The results were promising but far from perfect. While most of the time the agent was able to avoid obstacles and head in the general direction of the destination, its movements were sometimes erratic, it didn't take the shortest path, and it would sometimes head in the complete opposite direction of what it should have. It seemed that the destination acted as an influence on where the agent went, rather than being its goal to get there.

Several network topologies were tried; from having a single five node hidden layer up to having three hidden layers each with eight nodes. It was found that keeping it simple was the best strategy, with a single hidden layer with seven nodes giving the best performance, whereas having multiple hidden layers often resulted in a strategy for the agent such as "turn left no matter what", causing it to go around in circles.

Despite the problems, the fact that the agent normally headed in the correct general direction of the destination showed promise. It looks probable that with better training and more experiments with different network topologies, the agent should be able to successfully path-find its way around the city. Figure 9 shows some example results from the simulation.

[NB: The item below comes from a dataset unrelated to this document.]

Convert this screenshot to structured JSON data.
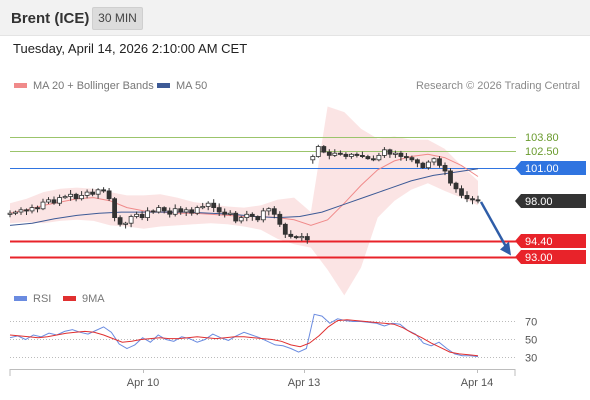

It would be useful to study this further because if successful, it may be a good way to move an autonomous agent from A to B. In other words, higher-level planning could determine where the agent should go (or in which direction), and this visual based neural network navigation system could be used to get there, with the advantages given earlier such as the neural network's ability to deal with noisy data and a constantly changing environment which is inherent in the real world. Obstacle avoidance on its own is not so useful, because if a different method was used to drive the agent until an obstacle was detected, then the neural network could avoid the obstacle, however it may end up turning the agent in the completely wrong direction. Furthermore there are difficulties in knowing when to turn the obstacle avoidance on and off, or how to combine it with another method, so if the neural network could deal with keeping the agent in the correct direction, then it should be able to smoothly guide the agent around obstacles and then smoothly turn back towards the destination.